This is not an answer but I think points to a line of investigation.

We know for a CW-complex $X$ that $X$ is the colimit of its skeleta $X^n$, and that $X^{n+1}$ is obtained from $X^n$ by attaching cells, which again is a colimit operation.

I now refer to the general theory of fibred exponential laws, which have been investigated over many years by Peter Booth, also with colleagues at Memorial University, and we wrote two papers:

(1) Spaces of partial maps, fibred mapping
spaces and the compact-open topology, Gen. Top. Appl. 8
(1978) 181-195.

(2) On the application of fibred mapping
spaces to exponential laws for bundles, ex-spaces and other
categories of maps, Gen. Top. Appl. (1978) 165-179.

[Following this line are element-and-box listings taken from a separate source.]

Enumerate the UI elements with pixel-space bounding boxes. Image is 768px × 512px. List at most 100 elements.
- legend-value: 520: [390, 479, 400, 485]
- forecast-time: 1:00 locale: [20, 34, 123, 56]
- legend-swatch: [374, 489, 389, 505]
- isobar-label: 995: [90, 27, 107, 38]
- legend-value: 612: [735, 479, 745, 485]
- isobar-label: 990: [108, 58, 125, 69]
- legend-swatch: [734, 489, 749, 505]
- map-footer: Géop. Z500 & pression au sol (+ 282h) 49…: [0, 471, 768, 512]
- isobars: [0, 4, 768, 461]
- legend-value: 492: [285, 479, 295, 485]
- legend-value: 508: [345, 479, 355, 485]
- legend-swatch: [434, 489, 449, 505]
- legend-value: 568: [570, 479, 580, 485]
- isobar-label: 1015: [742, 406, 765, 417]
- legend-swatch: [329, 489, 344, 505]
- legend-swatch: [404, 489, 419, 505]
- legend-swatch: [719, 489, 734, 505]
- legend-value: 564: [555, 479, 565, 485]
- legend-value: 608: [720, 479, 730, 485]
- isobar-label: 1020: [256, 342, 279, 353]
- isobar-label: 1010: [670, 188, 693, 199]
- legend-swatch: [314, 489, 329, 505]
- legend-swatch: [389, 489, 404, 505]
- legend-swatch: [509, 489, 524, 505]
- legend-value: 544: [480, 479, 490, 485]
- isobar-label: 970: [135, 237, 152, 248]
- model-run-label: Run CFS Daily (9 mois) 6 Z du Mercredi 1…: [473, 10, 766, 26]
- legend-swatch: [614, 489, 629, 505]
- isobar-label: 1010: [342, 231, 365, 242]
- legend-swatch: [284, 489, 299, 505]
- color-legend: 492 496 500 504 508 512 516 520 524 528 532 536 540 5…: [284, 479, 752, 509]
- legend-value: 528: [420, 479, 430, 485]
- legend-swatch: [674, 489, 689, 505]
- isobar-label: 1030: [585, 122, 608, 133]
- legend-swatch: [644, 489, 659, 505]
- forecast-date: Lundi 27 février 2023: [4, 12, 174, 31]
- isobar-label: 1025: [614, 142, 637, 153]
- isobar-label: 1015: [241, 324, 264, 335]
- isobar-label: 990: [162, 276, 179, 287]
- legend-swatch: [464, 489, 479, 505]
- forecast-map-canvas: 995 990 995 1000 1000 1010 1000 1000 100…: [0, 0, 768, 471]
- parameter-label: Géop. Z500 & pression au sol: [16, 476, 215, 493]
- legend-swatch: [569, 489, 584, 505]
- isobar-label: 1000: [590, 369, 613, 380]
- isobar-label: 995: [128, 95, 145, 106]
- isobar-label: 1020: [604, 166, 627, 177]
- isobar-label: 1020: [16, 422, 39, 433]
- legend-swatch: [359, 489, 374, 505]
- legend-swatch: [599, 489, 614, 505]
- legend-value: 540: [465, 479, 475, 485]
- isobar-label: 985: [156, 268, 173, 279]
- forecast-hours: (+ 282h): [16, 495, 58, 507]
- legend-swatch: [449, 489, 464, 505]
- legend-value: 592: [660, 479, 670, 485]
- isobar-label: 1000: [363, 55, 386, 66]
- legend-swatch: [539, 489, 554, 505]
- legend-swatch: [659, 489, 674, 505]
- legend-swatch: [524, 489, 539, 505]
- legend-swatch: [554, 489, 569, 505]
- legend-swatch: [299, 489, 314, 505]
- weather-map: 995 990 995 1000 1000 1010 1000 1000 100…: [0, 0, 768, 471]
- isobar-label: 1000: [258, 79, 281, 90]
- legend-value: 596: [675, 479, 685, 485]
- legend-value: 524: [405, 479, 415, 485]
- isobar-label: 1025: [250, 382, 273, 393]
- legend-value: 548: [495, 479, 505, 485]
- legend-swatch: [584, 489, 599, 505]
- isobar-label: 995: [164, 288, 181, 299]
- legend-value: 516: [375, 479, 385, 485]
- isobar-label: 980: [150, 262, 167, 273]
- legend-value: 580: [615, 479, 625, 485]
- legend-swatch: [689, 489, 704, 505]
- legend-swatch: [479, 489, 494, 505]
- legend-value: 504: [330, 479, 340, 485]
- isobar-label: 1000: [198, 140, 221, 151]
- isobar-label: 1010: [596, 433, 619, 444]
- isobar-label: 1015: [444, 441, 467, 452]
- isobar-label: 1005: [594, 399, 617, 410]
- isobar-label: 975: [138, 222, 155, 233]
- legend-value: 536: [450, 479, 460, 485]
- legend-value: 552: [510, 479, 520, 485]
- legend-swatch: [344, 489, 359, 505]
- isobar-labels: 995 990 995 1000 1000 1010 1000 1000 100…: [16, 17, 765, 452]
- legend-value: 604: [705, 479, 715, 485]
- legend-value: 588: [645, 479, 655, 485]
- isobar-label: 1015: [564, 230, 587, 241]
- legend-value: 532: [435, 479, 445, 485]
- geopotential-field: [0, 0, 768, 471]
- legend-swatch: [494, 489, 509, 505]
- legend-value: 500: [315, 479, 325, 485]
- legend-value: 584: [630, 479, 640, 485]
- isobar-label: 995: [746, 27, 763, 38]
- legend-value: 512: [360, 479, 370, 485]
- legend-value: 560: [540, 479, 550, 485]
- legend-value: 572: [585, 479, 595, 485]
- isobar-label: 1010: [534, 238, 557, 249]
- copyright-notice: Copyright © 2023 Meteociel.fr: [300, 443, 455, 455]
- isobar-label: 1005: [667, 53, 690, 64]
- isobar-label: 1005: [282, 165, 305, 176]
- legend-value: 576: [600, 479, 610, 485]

both available from my publications list as [26,27], and from the Journal's web page. These papers show that under suitable restrictions, or by working in a convenient category of spaces, see Section 7 of (1), and Section 8 of (2), that if $p:Y \to X$ is a map of spaces then the pullback functor $p^*: Top/X \to Top/Y$ has a right adjoint and so **preserves colimits**. So if $Y^n= p^{-1}X^n$ you get that $Y$ is the colimit of the $Y^n$.

Now you also have a chance of analysing the construction of $Y^{n+1}$ from $Y^n$. I think this easily gives the case mentioned by Fernando, when $p$ is a covering: that result goes back to JHCW, with a direct proof.

You need to look carefully at the pullbacks of the elements of the construction of $X^{n+1}$. Perhaps you also need to look at generalisations of CW-complexes.
See for example Minian, G.; Ottina, M. A geometric decomposition of spaces into cells of different types. J. Homotopy Relat. Struct. 1 (2006) 245–271 and its sequel.